Consider that along with this trivia point: Debra De Liso later left acting and became a teacher. Every semester she had male students tell her they saw her nude scene in this movie and then look directly at her chest while smiling. She didn't let it bother her but hated that other male teachers did the same.

And this one: Debra De Liso said she and the other actresses grew frustrated with Roger Corman continuously adding nudity to the film. Everyday they'd show up and be handed script changes that involved more stripping naked. De Liso had to film the shower scene fully nude and only did it because she didn't want to be fired. She was relieved when full frontal shots of her were cut from the final film..

Adding a bit of directorial sarcasm to the kind of nudity you get in a lot of horror movies is pretty mild on my subversion scale. As I've said in the past, shoot that same scene with male characters or with women with non-beauty-babe bodies, then you have my attention.
Interesting, I think this is exactly the conversation we had years ago. And I didn't disagree then either.
I've often thought about Lisa Glaser from Humanoids From The Deep. When I was a much younger man and my thoughts were governed entirely by my testosterone, I thought her scene was "like the hottest scene in the movie" because I found her particularly attractive and she was nude. Now, at 50, and actually for a good while now, I can't help but think about how she was brought in just to shoot an extra scene for the movie, post-production, because the movie didn't have enough boobs in it for Corman. She was literally hired just to show her breasts to as many people as would buy tickets. Now if you're sex-worker-by-choice, that's fine, but that's probably not how she was hoping her acting career was gonna go when she starred in the school production of West Side Story. And she's probably not thrilled at the same outcome De Liso experienced for her whole life.
I'm really not sure what to say about it, obviously I don't object to nudity in movies and, as a hetero man, I can't help but be titillated, but if it wasn't there, would I really miss it and would all these peoples' lives be better? Was it really necessary? I know it wasn't fair.
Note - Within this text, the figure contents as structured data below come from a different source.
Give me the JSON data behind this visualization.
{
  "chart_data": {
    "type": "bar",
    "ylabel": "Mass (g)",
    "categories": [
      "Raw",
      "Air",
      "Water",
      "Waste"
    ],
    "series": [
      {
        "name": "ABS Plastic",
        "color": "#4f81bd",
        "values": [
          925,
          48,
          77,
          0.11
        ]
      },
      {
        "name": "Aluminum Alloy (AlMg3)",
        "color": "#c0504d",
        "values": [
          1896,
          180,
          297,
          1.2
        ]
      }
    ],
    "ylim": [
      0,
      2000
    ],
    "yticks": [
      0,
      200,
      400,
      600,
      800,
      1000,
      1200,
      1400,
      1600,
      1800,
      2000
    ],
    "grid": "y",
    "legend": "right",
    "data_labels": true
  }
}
I'll maintain my position that I don't know how easily one can distinguish subversion of leering nudity from the real thing, especially in the finished film, but that I still think the pan up and down is pretty funny.



Victim of The Night
If it hadn't been the fact that I had read about it years after I had seen the movie, I never would have assumed there was anything terribly feminist or subversive in Slumber Party Massacre. I still think the movie works fine for what it is, and I like the novel idea that there was a feminist minded female behind the camera, but I don't know how successful (or even how existent) these things were transferred to the screen. Maybe it was the intention, but I feel it didn't really make it all the way there.
Interesting that you say that, I found out about the female director and "feminist icon" writer when I paused the movie because I was like, "... wait, a minute..."
So I actually half agree with you. I did get it from what was on-screen but I still don't know how successful it was, particularly in an inherently exploitative genre and a Hollywood still run almost exclusively by males.



Victim of The Night
I'll maintain my position that I don't know how easily one can distinguish subversion of leering nudity from the real thing, especially in the finished film, but that I still think the pan up and down is pretty funny.
No, I agree, it's definitely there and it is funny. Except that it's also titillating for me and embarrassing for at least some of the actresses.